The worst part about "borrowing" money from the SSTF is that some people are actually convinced that the money is somehow "free", and we're not actually borrowing when we use it. What really happens when we raid the surplus is that we write ourselves a promise to pay ourselves back someday when we need it. Of course, who pays back these IOUs? Why, the taxpayer, of course. So the government is essentially overtaxing most middle and working class people by about 15% (7.5% employee/7.5% employer), and using that money to fund general operations. If we wish to retire someday, we will have to pay for whatever gets borrowed today, which means we essentially pay for our retirement again.

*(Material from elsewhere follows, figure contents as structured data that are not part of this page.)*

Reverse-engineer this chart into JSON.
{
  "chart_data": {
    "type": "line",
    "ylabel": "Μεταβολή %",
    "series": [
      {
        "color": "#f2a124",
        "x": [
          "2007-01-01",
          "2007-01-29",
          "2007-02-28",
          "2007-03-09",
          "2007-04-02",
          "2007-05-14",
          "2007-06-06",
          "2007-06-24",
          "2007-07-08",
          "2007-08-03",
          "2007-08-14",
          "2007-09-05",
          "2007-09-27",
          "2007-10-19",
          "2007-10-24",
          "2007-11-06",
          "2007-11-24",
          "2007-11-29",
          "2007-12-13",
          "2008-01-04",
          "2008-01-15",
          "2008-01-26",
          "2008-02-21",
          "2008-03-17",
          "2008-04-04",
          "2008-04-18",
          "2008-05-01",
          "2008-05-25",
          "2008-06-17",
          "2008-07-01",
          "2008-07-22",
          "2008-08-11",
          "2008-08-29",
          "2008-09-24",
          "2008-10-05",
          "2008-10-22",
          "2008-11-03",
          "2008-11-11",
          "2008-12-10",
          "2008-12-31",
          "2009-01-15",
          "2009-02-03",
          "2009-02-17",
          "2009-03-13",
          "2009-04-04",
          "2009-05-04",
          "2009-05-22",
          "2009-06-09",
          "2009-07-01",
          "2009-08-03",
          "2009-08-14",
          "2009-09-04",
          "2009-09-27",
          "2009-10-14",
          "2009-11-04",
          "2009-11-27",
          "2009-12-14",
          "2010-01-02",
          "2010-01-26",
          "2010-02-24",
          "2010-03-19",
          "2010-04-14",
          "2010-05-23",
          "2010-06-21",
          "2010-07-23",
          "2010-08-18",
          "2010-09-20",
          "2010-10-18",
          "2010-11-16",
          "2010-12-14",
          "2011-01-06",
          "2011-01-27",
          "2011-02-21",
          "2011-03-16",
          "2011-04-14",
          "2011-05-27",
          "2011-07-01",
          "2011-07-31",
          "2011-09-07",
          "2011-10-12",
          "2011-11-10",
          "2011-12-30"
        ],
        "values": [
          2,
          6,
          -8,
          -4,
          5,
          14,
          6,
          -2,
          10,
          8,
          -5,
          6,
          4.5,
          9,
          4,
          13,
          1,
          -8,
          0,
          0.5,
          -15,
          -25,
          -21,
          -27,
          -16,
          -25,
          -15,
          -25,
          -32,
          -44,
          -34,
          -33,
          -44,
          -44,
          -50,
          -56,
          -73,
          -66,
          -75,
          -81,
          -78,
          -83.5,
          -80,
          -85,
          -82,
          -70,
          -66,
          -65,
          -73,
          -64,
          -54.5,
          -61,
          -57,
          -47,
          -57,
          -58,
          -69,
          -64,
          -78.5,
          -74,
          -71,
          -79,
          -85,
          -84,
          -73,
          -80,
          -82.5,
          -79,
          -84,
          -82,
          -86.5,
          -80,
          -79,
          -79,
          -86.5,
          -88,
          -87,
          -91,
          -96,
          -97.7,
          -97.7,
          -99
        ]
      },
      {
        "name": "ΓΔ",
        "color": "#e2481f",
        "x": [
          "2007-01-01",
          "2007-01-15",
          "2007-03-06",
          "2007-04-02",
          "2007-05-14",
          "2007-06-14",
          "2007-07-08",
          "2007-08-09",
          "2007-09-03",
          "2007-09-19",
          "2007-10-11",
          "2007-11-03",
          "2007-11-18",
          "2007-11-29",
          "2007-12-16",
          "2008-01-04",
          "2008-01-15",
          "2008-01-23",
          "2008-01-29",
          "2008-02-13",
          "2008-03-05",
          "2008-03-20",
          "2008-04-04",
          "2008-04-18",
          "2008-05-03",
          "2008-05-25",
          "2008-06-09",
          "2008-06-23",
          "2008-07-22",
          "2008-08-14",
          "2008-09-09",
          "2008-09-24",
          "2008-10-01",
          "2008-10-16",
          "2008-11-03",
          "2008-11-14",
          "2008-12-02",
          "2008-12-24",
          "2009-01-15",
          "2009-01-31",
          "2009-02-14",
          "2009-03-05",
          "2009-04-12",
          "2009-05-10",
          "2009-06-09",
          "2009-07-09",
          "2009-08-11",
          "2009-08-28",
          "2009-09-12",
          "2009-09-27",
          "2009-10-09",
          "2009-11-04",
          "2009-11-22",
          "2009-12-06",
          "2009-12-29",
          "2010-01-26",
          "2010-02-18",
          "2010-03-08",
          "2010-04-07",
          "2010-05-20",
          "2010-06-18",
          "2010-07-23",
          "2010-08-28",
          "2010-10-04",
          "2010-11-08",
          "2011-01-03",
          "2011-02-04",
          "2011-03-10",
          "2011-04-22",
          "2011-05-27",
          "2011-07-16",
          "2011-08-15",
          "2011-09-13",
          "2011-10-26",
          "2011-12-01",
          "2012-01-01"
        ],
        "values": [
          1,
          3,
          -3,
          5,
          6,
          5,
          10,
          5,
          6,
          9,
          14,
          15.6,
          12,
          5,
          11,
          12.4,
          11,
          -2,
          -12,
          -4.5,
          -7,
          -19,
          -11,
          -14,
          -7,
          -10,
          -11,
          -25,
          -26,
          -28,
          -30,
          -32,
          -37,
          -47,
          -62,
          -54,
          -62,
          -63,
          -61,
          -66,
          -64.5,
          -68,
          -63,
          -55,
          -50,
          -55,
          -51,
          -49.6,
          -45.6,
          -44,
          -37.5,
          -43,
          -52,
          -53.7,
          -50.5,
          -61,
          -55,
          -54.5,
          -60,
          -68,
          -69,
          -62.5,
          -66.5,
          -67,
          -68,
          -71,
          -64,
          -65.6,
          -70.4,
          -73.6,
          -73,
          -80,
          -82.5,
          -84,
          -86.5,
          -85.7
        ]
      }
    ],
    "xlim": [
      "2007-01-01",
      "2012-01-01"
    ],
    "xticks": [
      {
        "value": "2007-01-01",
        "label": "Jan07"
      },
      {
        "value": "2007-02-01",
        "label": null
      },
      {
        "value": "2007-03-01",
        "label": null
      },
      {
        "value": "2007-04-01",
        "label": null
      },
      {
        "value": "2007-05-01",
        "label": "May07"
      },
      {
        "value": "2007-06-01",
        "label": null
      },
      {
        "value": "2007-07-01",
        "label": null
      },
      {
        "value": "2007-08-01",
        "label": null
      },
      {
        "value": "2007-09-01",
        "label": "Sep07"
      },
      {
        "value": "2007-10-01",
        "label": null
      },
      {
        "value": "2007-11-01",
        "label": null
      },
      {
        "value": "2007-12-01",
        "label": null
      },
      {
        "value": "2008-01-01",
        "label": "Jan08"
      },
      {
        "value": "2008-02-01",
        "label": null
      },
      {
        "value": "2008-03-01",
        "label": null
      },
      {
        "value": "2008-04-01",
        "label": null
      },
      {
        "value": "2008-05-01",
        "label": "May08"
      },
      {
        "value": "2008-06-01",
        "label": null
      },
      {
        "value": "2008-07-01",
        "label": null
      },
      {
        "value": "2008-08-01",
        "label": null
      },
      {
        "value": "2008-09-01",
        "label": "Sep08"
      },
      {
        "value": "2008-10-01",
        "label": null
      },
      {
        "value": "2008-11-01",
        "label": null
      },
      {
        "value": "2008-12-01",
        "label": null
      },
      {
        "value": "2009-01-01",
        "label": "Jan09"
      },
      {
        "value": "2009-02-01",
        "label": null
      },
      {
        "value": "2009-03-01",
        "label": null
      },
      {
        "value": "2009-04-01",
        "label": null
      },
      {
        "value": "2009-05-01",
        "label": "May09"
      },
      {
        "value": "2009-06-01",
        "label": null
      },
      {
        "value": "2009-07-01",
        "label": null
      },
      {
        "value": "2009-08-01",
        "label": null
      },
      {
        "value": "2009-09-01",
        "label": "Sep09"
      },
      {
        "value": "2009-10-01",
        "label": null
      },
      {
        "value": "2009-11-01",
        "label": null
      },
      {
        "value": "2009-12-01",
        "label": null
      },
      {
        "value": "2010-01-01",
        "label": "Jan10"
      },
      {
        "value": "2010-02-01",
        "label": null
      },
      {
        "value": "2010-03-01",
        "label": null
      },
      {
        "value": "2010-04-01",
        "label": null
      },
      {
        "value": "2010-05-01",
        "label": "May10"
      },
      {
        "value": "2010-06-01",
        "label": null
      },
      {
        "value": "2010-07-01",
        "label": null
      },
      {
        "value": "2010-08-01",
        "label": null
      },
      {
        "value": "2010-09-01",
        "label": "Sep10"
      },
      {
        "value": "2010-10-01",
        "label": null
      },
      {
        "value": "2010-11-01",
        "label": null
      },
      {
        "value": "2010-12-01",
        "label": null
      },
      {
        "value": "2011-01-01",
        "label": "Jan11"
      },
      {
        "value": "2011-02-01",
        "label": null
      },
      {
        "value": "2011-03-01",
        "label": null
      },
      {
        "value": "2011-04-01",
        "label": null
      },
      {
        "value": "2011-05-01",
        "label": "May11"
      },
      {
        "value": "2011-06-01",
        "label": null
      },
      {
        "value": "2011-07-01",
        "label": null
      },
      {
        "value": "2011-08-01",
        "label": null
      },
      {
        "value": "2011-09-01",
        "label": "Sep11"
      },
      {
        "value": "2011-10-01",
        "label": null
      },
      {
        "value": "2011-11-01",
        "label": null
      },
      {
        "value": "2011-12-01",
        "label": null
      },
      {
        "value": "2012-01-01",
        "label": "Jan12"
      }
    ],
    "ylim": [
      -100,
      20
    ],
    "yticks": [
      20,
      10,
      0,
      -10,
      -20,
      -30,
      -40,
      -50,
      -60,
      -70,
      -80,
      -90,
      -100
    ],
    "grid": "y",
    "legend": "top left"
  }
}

This technique didn't begin with Bush. What's changed, however, is that we're no longer using SSTF funds to retire debt-- something that ultimately would have put us in a better financial situation than we would otherwise be. Instead, we're using the money to fund all sorts of pork and overseas spending. What makes it such a particular problem today is that this borrowing is hiding the true magnitude of the deficit from us so the administration can continue the policy. In fact, with the SS borrowing, the FY2004 estimated deficit comes out to about $640 bn, or a whopping 6% of GDP, which is about as bad as it's been in most of our lifetimes.
So that's that. Dispute my numbers. It's late and I've probably made a few mistakes. But the financial outlook is not good, and people need to stop covering it up and look at it for what it is. The ad with those kids should strike a chord with anyone who cares about the future of this country, whether you're a Republican or a Democrat. (Many points borrowed from this excellent piece in Slate.)